I started to write this as a comment to Greg's posting, but it got too long.

I think Greg still misunderstood me, though looking back at my posting I can understand why: just enough detail to confuse and not enough to clarify. Oh well, I was rushed.

First, the notion of a root coordinator isn't present in the WS-BP model at all (most certainly NOT OASIS BTP). The WS-BP approach leverages some of the JFDI (REST-based) transaction work we were doing in HP where once again there wasn't a global coordinator. It was much more akin to the weakly consistent replication models that use a "gossip" approach and no single (centralized) consistency manager, rather than the strongly consistent replication protocols that do use algorithms based on a single coordinator. Same reasons: it doesn't scale (number of participants as well as physical locality), it doesn't perform and it isn't working with the application/user (sometimes taking advantage of the application semantics can make it more efficient to implement a good replication protocol, particularly when you look at recovery). That's why I hinted that the transactions crowd can learn from the replication crowd.

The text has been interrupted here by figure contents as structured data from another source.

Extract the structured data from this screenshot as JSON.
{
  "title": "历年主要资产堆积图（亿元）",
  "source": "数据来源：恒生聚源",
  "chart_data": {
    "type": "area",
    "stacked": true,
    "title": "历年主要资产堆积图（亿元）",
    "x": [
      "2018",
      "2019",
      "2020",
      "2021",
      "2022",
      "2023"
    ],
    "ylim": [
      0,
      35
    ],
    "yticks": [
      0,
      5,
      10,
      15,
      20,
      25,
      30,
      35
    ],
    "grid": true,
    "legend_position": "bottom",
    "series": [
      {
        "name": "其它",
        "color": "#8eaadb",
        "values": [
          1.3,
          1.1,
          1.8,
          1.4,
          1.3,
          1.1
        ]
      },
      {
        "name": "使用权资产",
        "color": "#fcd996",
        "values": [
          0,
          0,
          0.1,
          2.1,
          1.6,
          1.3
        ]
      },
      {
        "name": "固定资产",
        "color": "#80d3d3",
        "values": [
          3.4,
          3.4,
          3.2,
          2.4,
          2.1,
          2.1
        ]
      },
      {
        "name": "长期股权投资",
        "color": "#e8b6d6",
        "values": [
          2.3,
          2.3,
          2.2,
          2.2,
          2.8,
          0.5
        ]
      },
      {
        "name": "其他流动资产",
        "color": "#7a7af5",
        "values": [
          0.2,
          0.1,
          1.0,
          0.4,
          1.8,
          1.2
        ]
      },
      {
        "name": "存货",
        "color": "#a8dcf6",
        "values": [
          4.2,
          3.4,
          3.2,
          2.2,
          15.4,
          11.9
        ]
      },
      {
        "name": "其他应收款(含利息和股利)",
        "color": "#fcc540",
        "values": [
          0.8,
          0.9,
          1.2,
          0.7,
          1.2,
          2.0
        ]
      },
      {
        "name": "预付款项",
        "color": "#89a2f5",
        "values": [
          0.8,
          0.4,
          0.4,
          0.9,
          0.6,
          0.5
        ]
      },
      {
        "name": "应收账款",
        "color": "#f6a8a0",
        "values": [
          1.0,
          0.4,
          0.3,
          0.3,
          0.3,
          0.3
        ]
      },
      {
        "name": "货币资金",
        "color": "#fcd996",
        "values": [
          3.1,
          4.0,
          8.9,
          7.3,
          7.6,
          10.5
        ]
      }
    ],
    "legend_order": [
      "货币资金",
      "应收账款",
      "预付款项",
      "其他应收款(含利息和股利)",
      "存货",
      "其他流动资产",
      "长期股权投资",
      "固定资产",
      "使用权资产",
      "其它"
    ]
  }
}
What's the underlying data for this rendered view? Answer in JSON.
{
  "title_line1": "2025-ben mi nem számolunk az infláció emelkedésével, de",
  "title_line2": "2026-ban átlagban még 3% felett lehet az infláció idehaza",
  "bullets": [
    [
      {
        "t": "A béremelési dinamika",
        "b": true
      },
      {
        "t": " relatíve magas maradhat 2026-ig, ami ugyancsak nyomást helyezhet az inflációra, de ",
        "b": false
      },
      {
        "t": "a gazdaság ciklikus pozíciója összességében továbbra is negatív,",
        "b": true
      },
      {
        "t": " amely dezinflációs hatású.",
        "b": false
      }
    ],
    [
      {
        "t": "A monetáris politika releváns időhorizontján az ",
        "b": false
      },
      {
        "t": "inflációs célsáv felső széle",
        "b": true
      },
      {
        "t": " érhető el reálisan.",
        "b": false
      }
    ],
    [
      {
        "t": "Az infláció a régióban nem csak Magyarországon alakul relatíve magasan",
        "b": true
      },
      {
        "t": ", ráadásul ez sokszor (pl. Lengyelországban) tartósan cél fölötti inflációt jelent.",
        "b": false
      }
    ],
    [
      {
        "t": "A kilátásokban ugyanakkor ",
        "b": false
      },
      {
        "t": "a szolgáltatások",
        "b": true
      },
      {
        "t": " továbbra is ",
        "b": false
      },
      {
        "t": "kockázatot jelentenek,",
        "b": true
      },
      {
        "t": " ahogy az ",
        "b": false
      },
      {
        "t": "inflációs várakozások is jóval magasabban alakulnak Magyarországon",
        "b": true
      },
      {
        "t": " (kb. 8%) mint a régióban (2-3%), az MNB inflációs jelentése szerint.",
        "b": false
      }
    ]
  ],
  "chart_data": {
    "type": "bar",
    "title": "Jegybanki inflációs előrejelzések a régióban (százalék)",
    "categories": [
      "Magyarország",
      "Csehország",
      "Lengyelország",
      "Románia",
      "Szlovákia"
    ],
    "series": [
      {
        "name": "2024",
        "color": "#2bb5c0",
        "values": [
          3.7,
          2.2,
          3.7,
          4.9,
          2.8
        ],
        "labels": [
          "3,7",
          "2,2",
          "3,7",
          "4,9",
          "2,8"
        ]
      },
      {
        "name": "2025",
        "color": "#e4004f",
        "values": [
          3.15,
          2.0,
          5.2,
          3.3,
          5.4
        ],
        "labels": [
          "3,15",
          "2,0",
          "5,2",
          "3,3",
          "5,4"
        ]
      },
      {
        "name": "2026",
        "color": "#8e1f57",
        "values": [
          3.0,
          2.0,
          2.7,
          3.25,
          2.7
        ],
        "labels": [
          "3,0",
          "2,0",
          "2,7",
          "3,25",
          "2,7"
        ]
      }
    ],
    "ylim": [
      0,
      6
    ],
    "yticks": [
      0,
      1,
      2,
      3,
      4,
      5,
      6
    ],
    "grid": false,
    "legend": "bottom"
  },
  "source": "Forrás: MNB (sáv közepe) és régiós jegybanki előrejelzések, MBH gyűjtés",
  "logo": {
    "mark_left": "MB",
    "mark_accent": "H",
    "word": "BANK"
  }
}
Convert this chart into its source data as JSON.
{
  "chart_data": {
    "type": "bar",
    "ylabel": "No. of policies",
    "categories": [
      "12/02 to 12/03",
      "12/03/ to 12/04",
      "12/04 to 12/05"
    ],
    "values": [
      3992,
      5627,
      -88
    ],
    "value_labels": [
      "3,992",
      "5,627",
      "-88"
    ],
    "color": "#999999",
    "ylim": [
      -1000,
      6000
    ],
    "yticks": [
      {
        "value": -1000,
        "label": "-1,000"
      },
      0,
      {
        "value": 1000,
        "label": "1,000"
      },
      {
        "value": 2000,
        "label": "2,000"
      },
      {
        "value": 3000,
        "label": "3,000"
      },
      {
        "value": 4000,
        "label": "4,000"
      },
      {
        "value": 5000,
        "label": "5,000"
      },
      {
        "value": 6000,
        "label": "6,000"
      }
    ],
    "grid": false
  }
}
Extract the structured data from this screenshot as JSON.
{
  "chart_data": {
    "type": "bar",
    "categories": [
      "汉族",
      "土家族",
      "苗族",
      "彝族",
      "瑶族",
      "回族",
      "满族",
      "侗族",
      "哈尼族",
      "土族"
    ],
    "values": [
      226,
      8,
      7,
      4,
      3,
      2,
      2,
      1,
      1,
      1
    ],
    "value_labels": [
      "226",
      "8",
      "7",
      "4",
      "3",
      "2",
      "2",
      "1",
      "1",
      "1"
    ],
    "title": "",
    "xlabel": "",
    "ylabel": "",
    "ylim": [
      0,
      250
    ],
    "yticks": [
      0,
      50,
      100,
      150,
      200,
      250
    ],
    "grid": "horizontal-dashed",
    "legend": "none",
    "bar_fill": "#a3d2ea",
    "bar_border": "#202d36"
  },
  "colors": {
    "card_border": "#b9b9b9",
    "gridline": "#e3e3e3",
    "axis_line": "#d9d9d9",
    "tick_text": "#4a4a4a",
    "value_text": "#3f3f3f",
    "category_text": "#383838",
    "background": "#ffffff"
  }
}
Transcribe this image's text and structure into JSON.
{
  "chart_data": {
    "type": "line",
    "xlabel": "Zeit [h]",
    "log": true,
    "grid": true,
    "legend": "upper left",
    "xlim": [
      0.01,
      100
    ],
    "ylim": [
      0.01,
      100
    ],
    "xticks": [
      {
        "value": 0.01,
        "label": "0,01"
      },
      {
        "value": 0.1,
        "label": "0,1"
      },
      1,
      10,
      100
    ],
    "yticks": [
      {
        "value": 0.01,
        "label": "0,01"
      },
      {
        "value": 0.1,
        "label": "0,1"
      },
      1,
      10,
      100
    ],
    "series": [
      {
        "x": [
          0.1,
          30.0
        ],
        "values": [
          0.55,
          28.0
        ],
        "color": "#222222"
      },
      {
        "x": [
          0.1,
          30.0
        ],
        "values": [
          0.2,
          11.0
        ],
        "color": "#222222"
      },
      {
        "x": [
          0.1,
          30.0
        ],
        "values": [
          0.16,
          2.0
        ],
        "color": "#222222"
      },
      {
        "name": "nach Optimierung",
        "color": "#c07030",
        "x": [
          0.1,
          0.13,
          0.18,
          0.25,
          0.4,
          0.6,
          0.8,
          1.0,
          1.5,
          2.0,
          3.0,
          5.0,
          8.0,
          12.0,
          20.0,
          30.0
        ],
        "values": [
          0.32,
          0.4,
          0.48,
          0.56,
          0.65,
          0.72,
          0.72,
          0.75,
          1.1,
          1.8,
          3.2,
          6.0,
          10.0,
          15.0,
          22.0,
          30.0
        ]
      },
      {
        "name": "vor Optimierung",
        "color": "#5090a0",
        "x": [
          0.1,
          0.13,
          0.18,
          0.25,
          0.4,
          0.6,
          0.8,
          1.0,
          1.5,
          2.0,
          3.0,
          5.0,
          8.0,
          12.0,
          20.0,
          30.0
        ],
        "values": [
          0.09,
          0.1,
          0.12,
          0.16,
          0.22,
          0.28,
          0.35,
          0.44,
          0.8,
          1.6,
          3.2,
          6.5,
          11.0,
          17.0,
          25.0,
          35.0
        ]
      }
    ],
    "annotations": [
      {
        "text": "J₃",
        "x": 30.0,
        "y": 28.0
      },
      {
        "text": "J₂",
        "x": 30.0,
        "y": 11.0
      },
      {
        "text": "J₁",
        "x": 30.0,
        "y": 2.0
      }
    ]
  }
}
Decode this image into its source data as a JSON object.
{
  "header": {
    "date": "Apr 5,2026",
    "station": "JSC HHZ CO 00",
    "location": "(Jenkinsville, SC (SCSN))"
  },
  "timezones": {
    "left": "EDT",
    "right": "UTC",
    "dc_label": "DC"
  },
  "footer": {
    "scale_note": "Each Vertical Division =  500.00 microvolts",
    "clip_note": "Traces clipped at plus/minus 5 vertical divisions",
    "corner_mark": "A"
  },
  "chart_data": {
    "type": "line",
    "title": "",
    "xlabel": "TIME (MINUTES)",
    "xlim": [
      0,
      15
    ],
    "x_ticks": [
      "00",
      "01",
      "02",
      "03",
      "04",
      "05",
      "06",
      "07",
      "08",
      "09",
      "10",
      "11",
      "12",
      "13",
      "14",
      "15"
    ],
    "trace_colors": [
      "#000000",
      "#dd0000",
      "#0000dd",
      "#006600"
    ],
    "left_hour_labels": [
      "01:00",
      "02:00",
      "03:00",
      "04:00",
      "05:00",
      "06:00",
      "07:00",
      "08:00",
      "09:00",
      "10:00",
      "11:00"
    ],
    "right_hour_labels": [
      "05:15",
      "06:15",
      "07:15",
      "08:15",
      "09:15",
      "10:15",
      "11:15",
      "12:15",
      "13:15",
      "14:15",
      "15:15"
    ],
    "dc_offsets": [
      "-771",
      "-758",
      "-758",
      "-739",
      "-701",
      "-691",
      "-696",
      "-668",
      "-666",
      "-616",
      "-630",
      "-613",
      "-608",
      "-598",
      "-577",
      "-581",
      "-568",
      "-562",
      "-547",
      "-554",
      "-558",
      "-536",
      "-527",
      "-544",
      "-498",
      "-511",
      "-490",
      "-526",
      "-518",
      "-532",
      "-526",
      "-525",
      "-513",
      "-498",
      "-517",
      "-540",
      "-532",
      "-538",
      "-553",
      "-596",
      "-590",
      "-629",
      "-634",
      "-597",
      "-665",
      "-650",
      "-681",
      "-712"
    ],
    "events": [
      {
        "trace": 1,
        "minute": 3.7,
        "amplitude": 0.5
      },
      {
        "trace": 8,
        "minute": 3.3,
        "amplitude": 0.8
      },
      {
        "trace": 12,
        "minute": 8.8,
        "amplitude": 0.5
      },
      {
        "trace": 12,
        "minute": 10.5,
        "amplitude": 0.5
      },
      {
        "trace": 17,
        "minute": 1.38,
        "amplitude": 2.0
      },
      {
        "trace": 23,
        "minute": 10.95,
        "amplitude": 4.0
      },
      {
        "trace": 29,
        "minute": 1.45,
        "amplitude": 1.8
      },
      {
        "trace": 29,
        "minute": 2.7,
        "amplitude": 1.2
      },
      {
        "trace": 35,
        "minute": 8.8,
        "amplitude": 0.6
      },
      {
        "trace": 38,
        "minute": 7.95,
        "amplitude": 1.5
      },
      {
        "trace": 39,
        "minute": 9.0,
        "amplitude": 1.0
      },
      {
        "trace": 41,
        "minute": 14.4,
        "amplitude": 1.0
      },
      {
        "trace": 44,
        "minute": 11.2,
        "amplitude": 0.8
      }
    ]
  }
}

As I think I said in the original (original) post (and during my keynote at DOA 2007): there's not necessarily a single coordinator; there will be "domains" that may have coordinators that drive participants within them (but that'll be implementation specific and hidden behind the "service" endpoint), and how these domains are pulled together into a global "transaction" will not necessarily be through a single coordinator at all. There may be a single coordinator to kick start any interactions, but that role could even be taken by the application. Semantic information about the application/service/specific interaction needs to be "injected" into this model.

Global coordination is definitely out. But that doesn't mean that at some point the state of the system will not be such that an external observer could not tell the difference between when one was used and when one was not used (ignoring timing constraints). As I said in the DOA keynote, it's a bit like Heisenberg's Uncertainty Principle at work: you can tell the state of the participants in the business "transaction" (interaction) but not when that state will appear, or you can look at the participant states at the exact same time but not see the same "values". Yes, the analogy breaks down under closer scrutiny, but it's a nice way to try to illustrate the differences and begin the discussion proper ;-)

If we ever get round to updating our book I can write an entire chapter around this and explain it oh so much better with diagrams. Oh and as usual: one size doesn't fit all (which makes this discussion harder to have in a blog!)


Anonymous said...

Hi Mark,

>If we ever get round to updating our book..
Can we expect the updated ed. sometime soon ?

Mark Little said...

We're discussing it. Every time we do, we seem to get closer.